First, until now Google Chrome Frame has used the <meta> tag for invocation.
<meta equiv="X-UA-Compatible" content="chrome=1">
Unfortunately, doing this had a few potential problems, including some challenges for sites which couldn't place the <meta> tag early enough to trigger Google Chrome Frame reliably.
As of today, Google Chrome Frame additionally allows sites to serve an HTTP header for invocation. Use of the <meta> tag is still supported, but sites can take advantage of the new trigger by specifying an equivalent HTTP header:
X-UA-Compatible: chrome=1
This has the following benefits:
Sites that detect Google Chrome Frame can serve content with standard MIME types (including application/xhtml+xml), which Microsoft Internet Explorer does not natively support.
The HTTP header will always be detected, no matter how many other headers are served.
The HTTP header passes the W3C validator (which the <meta> tag syntax did not).

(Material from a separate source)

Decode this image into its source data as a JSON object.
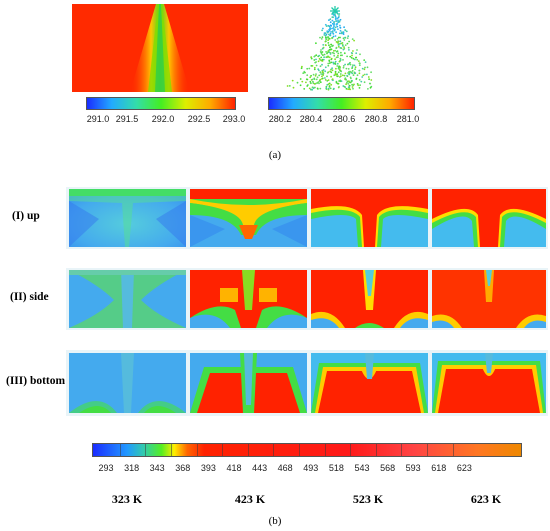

HTTP headers can be centrally configured in your web sever for blanket rollout of Google Chrome Frame support. For example, to enable GCF site-wide for browsers that support it, in Apache (with mod_headers and mod_setenvif enabled) specify a header directive like:
<IfModule mod_setenvif.c>
<IfModule mod_headers.c>
BrowserMatch chromeframe gcf
Header append X-UA-Compatible "chrome=1" env=gcf
</IfModule>
</IfModule>
Secondly, today's release also renames the "cf:" protocol to "gcf:" and disables "gcf:" by default. You can enable it on your local system for testing by adding a REG_DWORD value named EnableGCFProtocol with a value of 1 to the following registry key: HKCU\Software\Google\ChromeFrame.
This change will help avoid misuse of this development-mode feature and will reduce the number of spurious compatibility issues reported.